Egyptian hazelnut cake (Print Version)

# Ingredients:

→ Hazelnut Cake

01 - 6 egg whites
02 - 6 tablespoons powdered sugar
03 - 1 ½ tablespoons all-purpose flour
04 - 150 g ground hazelnuts

→ Butter Cream

05 - 6 egg yolks
06 - 3 level tablespoons cornstarch
07 - 6 tablespoons granulated sugar
08 - 340 ml milk
09 - 1 teaspoon vanilla extract
10 - 170 g softened butter

→ Caramel and Topping

11 - 200 g granulated sugar
12 - 220 ml heavy cream
13 - 130 g ground hazelnuts
14 - 2-3 tablespoons additional ground hazelnuts
15 - Unsweetened cocoa powder

# Instructions:

01 - Set your oven to 170°C and let it heat up. Lightly grease the base of a 24 cm springform pan and line it with parchment paper. Cut out two more parchment paper circles the same size.
02 - Split the ingredients into three parts. For each layer, combine 2 egg whites, 2 tablespoons powdered sugar, ½ tablespoon flour, and 50 g ground hazelnuts.
03 - Whisk 2 egg whites until they turn fluffy. Gradually add 2 tablespoons sugar while whisking until it fully dissolves.

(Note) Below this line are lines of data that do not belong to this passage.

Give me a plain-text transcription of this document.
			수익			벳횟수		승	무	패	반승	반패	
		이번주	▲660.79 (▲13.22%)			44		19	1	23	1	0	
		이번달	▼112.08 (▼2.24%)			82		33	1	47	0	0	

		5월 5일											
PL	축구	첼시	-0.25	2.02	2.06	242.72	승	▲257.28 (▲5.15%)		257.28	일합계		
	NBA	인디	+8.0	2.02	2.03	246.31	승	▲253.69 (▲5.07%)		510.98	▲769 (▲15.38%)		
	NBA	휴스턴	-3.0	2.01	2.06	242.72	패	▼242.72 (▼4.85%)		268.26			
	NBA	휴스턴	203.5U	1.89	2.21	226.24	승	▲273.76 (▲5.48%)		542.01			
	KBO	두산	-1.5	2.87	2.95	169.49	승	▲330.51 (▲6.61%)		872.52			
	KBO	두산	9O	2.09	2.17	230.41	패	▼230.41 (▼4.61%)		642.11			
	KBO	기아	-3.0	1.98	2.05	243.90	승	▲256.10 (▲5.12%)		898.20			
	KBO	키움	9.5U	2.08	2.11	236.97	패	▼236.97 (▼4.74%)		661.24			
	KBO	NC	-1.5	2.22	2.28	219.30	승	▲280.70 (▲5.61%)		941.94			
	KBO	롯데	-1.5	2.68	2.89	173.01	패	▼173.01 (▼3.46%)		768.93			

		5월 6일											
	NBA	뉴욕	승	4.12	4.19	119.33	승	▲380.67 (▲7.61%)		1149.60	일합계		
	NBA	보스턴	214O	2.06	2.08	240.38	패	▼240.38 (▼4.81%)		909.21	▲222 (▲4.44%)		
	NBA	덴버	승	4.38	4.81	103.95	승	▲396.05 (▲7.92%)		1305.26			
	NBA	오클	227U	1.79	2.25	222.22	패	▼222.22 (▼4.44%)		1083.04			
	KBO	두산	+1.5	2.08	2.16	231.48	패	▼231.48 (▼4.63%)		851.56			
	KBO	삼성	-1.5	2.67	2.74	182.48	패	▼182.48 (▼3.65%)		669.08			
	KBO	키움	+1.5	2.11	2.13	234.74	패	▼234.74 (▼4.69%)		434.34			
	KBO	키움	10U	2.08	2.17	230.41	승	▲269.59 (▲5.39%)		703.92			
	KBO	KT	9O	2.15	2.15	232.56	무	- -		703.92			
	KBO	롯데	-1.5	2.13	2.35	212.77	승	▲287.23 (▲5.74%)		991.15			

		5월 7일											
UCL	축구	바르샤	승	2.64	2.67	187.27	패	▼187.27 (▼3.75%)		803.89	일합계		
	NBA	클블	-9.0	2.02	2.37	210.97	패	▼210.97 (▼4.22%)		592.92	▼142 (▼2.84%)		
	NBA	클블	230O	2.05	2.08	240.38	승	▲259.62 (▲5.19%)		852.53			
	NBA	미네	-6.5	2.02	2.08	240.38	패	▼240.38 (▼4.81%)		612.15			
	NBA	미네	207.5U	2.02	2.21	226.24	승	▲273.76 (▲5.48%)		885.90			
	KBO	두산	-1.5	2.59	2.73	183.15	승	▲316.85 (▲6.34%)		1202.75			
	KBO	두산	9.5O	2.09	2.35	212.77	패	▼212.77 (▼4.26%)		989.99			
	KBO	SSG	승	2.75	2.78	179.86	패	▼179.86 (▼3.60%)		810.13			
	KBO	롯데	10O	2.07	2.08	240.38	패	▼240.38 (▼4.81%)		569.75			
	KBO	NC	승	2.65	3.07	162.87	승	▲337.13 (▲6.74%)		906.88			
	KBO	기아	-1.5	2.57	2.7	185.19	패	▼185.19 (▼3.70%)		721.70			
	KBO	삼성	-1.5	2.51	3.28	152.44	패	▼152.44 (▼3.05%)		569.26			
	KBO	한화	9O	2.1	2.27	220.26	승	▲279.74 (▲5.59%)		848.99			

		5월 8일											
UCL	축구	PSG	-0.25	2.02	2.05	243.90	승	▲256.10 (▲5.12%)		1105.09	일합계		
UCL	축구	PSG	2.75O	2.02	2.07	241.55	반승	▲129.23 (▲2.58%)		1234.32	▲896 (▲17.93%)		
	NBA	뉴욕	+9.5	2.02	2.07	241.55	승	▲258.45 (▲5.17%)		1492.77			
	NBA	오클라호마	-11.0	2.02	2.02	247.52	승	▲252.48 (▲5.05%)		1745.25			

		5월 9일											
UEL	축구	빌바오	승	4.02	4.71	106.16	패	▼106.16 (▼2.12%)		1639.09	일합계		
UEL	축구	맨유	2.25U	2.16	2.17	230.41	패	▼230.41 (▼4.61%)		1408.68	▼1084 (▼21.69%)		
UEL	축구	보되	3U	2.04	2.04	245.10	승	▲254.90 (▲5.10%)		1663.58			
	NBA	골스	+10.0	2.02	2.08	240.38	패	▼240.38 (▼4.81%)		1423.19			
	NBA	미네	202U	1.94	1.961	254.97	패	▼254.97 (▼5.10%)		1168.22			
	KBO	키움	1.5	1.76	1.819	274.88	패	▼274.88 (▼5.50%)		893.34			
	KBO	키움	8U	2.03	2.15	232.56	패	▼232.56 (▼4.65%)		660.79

Gently fold in ½ tablespoon flour and 50 g hazelnuts using a spatula.
04 - Spread the batter evenly over the pan base and bake for 20-25 minutes until golden. Do the same for the other two layers, then let them cool on cooling racks.
05 - In a small pot, combine the egg yolks with the cornstarch. Slowly whisk in the sugar and milk until smooth. Bring it to a boil, then lower the heat and stir for 6 minutes. Cool it down with plastic wrap pressed directly onto the surface.
06 - In a nonstick pan, melt the sugar over low heat until it caramelizes without burning. Pour it onto oiled parchment paper in a thin layer and let it harden. Once cooled, crush it into a fine powder using a blender or rolling pin.
07 - Beat the heavy cream until firm peaks appear. Stir in the crushed caramel powder and the ground hazelnuts.
08 - Place one cake layer on a serving plate. Spread a third of the butter cream and a third of the caramel hazelnut mixture on top. Repeat the steps with the other two layers. Use any leftover butter cream to coat the sides.
09 - Place the cake in the fridge overnight so the layers can set and soften.
10 - Sprinkle the edges and top with ground hazelnuts, then dust cocoa powder over the top.

# Notes:

01 - Making the three cake layers separately ensures they turn out more even.